My experience is that formal training in biology and chemistry cannot hurt, but they're not mandatory.
I have degrees in Comp Sci & Math (like a double major in US), but nothing beyond an introduction to biology and chemistry. I have a good understanding of what I know in biology and chemistry, but I'm just a novice in these areas.
I hold a PhD in CS, with a thesis on bioinformatics. I am fairly active in the area, so my experience might be relevant.
Over the years I found that the only necessary skills are good communication and some mathematical intuition. Programming skills are useful, but marginally so. One good idea easily compensates for ten top programmers. I am a good programmer, with years of practice and a few projects of at least 50,000 lines (some published under GPL). So don't think I'm bashing coders because I'm not good at it myself.
However, I always found that the most successful projects followed from good communication between the modellers and the biologists. As long as they were able to tell each other what they wanted and where things weren't going well, all went beautifully.

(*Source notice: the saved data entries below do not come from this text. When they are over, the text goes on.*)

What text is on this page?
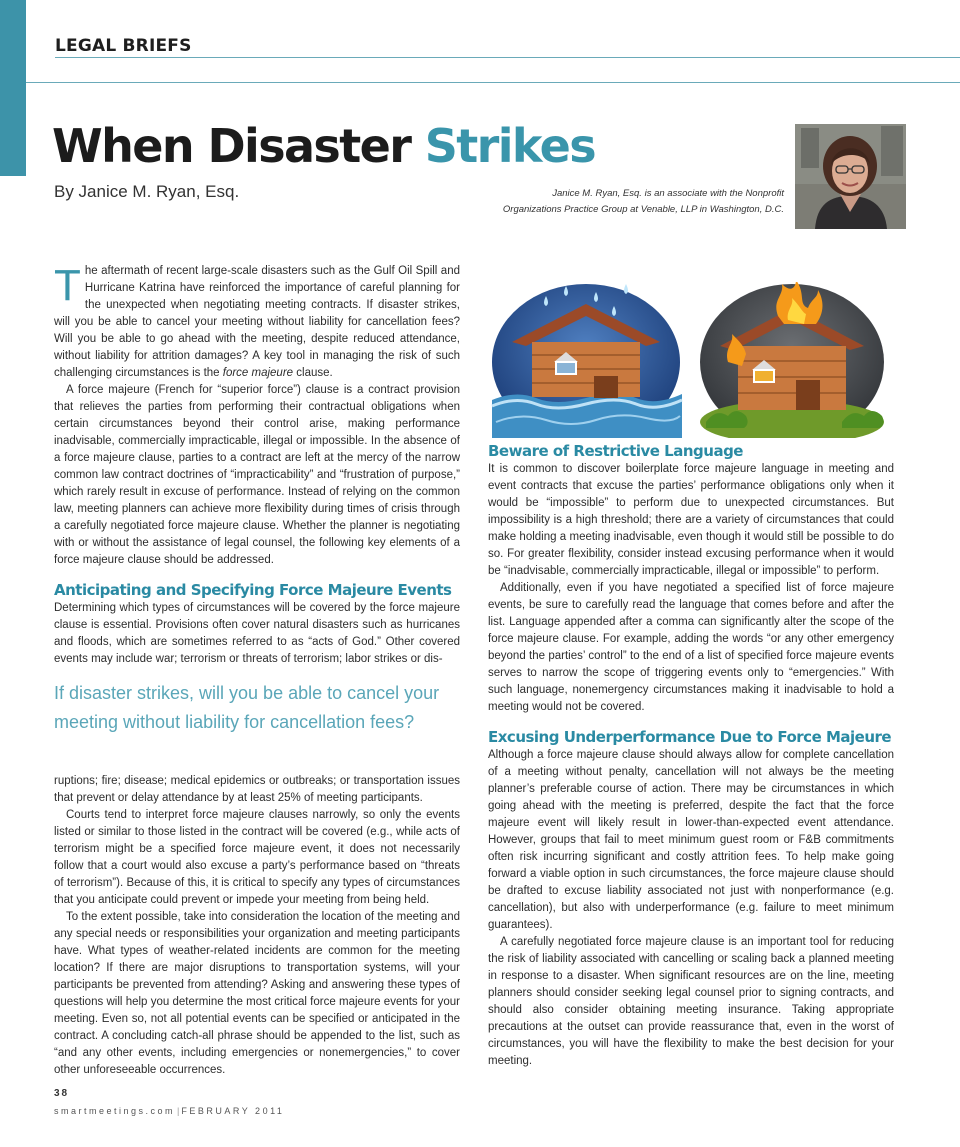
LEGAL BRIEFS
When Disaster Strikes
By Janice M. Ryan, Esq.	Janice M. Ryan, Esq. is an associate with the Nonprofit Organizations Practice Group at Venable, LLP in Washington, D.C.

The aftermath of recent large-scale disasters such as the Gulf Oil Spill and Hurricane Katrina have reinforced the importance of careful planning for the unexpected when negotiating meeting contracts. If disaster strikes, will you be able to cancel your meeting without liability for cancellation fees? Will you be able to go ahead with the meeting, despite reduced attendance, without liability for attrition damages? A key tool in managing the risk of such challenging circumstances is the force majeure clause.

A force majeure (French for “superior force”) clause is a contract provision that relieves the parties from performing their contractual obligations when certain circumstances beyond their control arise, making performance inadvisable, commercially impracticable, illegal or impossible. In the absence of a force majeure clause, parties to a contract are left at the mercy of the narrow common law contract doctrines of “impracticability” and “frustration of purpose,” which rarely result in excuse of performance. Instead of relying on the common law, meeting planners can achieve more flexibility during times of crisis through a carefully negotiated force majeure clause. Whether the planner is negotiating with or without the assistance of legal counsel, the following key elements of a force majeure clause should be addressed.

Anticipating and Specifying Force Majeure Events

Determining which types of circumstances will be covered by the force majeure clause is essential. Provisions often cover natural disasters such as hurricanes and floods, which are sometimes referred to as “acts of God.” Other covered events may include war; terrorism or threats of terrorism; labor strikes or dis-

If disaster strikes, will you be able to cancel your meeting without liability for cancellation fees?

ruptions; fire; disease; medical epidemics or outbreaks; or transportation issues that prevent or delay attendance by at least 25% of meeting participants.

Courts tend to interpret force majeure clauses narrowly, so only the events listed or similar to those listed in the contract will be covered (e.g., while acts of terrorism might be a specified force majeure event, it does not necessarily follow that a court would also excuse a party’s performance based on “threats of terrorism”). Because of this, it is critical to specify any types of circumstances that you anticipate could prevent or impede your meeting from being held.

To the extent possible, take into consideration the location of the meeting and any special needs or responsibilities your organization and meeting participants have. What types of weather-related incidents are common for the meeting location? If there are major disruptions to transportation systems, will your participants be prevented from attending? Asking and answering these types of questions will help you determine the most critical force majeure events for your meeting. Even so, not all potential events can be specified or anticipated in the contract. A concluding catch-all phrase should be appended to the list, such as “and any other events, including emergencies or nonemergencies,” to cover other unforeseeable occurrences.

Beware of Restrictive Language

It is common to discover boilerplate force majeure language in meeting and event contracts that excuse the parties’ performance obligations only when it would be “impossible” to perform due to unexpected circumstances. But impossibility is a high threshold; there are a variety of circumstances that could make holding a meeting inadvisable, even though it would still be possible to do so. For greater flexibility, consider instead excusing performance when it would be “inadvisable, commercially impracticable, illegal or impossible” to perform.

Additionally, even if you have negotiated a specified list of force majeure events, be sure to carefully read the language that comes before and after the list. Language appended after a comma can significantly alter the scope of the force majeure clause. For example, adding the words “or any other emergency beyond the parties’ control” to the end of a list of specified force majeure events serves to narrow the scope of triggering events only to “emergencies.” With such language, nonemergency circumstances making it inadvisable to hold a meeting would not be covered.

Excusing Underperformance Due to Force Majeure

Although a force majeure clause should always allow for complete cancellation of a meeting without penalty, cancellation will not always be the meeting planner’s preferable course of action. There may be circumstances in which going ahead with the meeting is preferred, despite the fact that the force majeure event will likely result in lower-than-expected event attendance. However, groups that fail to meet minimum guest room or F&B commitments often risk incurring significant and costly attrition fees. To help make going forward a viable option in such circumstances, the force majeure clause should be drafted to excuse liability associated not just with nonperformance (e.g. cancellation), but also with underperformance (e.g. failure to meet minimum guarantees).

A carefully negotiated force majeure clause is an important tool for reducing the risk of liability associated with cancelling or scaling back a planned meeting in response to a disaster. When significant resources are on the line, meeting planners should consider seeking legal counsel prior to signing contracts, and should also consider obtaining meeting insurance. Taking appropriate precautions at the outset can provide reassurance that, even in the worst of circumstances, you will have the flexibility to make the best decision for your meeting.

38
smartmeetings.com | FEBRUARY 2011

The quality of the code was a side issue, discussed only when we didn't have anything else to say.
There were some pitfalls I encountered over time, too.

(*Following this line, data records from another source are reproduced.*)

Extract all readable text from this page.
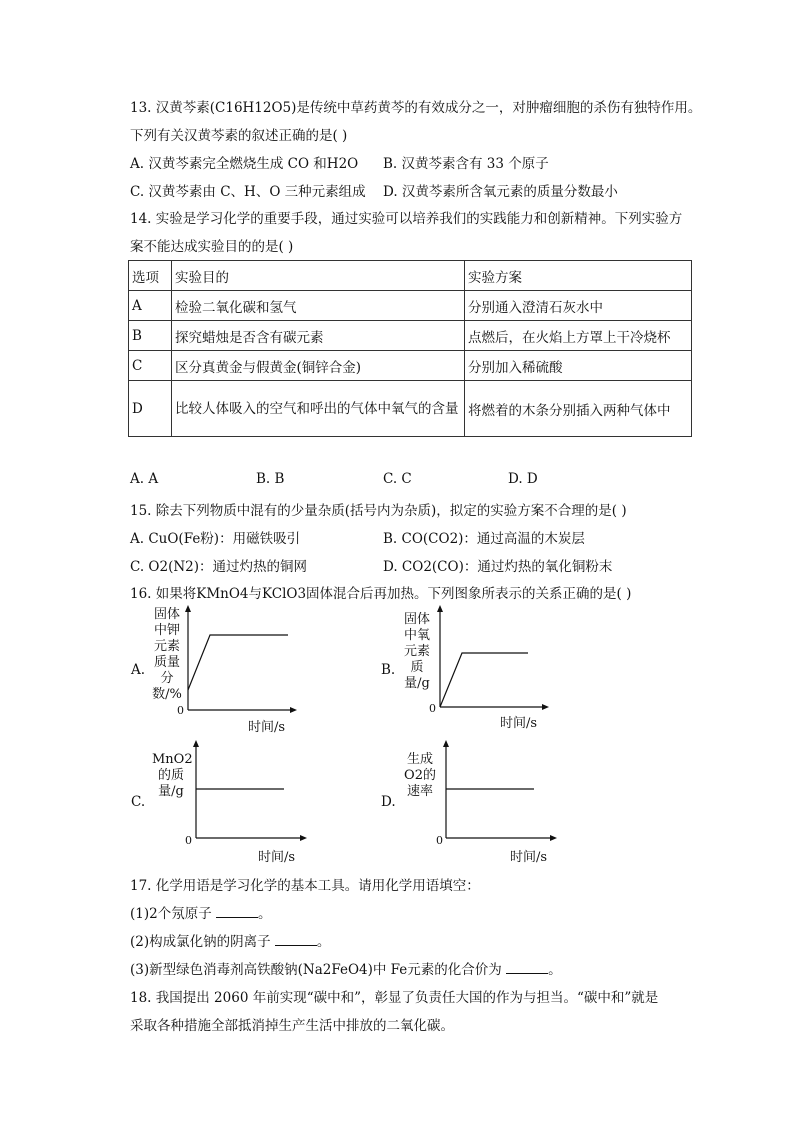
13. 汉黄芩素(C16H12O5)是传统中草药黄芩的有效成分之一，对肿瘤细胞的杀伤有独特作用。
下列有关汉黄芩素的叙述正确的是( )
A. 汉黄芩素完全燃烧生成 CO 和H2O B. 汉黄芩素含有 33 个原子
C. 汉黄芩素由 C、H、O 三种元素组成 D. 汉黄芩素所含氧元素的质量分数最小
14. 实验是学习化学的重要手段，通过实验可以培养我们的实践能力和创新精神。下列实验方
案不能达成实验目的的是( )
选项	实验目的	实验方案
A	检验二氧化碳和氢气	分别通入澄清石灰水中
B	探究蜡烛是否含有碳元素	点燃后，在火焰上方罩上干冷烧杯
C	区分真黄金与假黄金(铜锌合金)	分别加入稀硫酸
D	比较人体吸入的空气和呼出的气体中氧气的含量	将燃着的木条分别插入两种气体中
A. A	B. B	C. C	D. D
15. 除去下列物质中混有的少量杂质(括号内为杂质)，拟定的实验方案不合理的是( )
A. CuO(Fe粉)：用磁铁吸引	B. CO(CO2)：通过高温的木炭层
C. O2(N2)：通过灼热的铜网	D. CO2(CO)：通过灼热的氧化铜粉末
16. 如果将KMnO4与KClO3固体混合后再加热。下列图象所表示的关系正确的是( )
A.
固体中钾元素质量分数/%
0
时间/s
B.
固体中氧元素质量/g
0
时间/s
C.
MnO2的质量/g
0
时间/s
D.
生成O2的速率
0
时间/s
17. 化学用语是学习化学的基本工具。请用化学用语填空：
(1)2个氖原子	。
(2)构成氯化钠的阴离子	。
(3)新型绿色消毒剂高铁酸钠(Na2FeO4)中 Fe元素的化合价为	。
18. 我国提出 2060 年前实现“碳中和”，彰显了负责任大国的作为与担当。“碳中和”就是
采取各种措施全部抵消掉生产生活中排放的二氧化碳。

Modellers thinking they understood everything, and that they could do everything on their own. Usually they produced beautiful theories, without much practical application or success.
Biologists thinking the modellers were trying to devise programmes that would replace them. They generally sneered upon our projects and they went back to staring at some experimental results hoping they could sift through thousands of rows in Excel. It rarely worked.
Overly complex programme design because some programmer decided it was useful to use the latest buzzword technology. Usually this failed because it actually wasn't necessary to make the project so complex.
In what concerns the available literature, there are some books that deal with the problems and solutions in the field. One such example would be "Bioinformatics" written by Baldi & Brunak. Another would be "Molecular modelling" by Alan Hinchliffe.
I found these geared more towards presenting the problems at hand, and some of the existing algorithms.
So, all in all: one can work in bioinformatics without much training on life sciences. Some general knowledge is necessary, although mostly for allowing the communication with the experts in biology or chemistry.
From a social perspective, a somewhat modest attitude (not humble, just know your limitations!) is also important, because it facilitates communication. A positive attitude towards group work is also necessary, since I really cannot see anyone being able to do such research alone.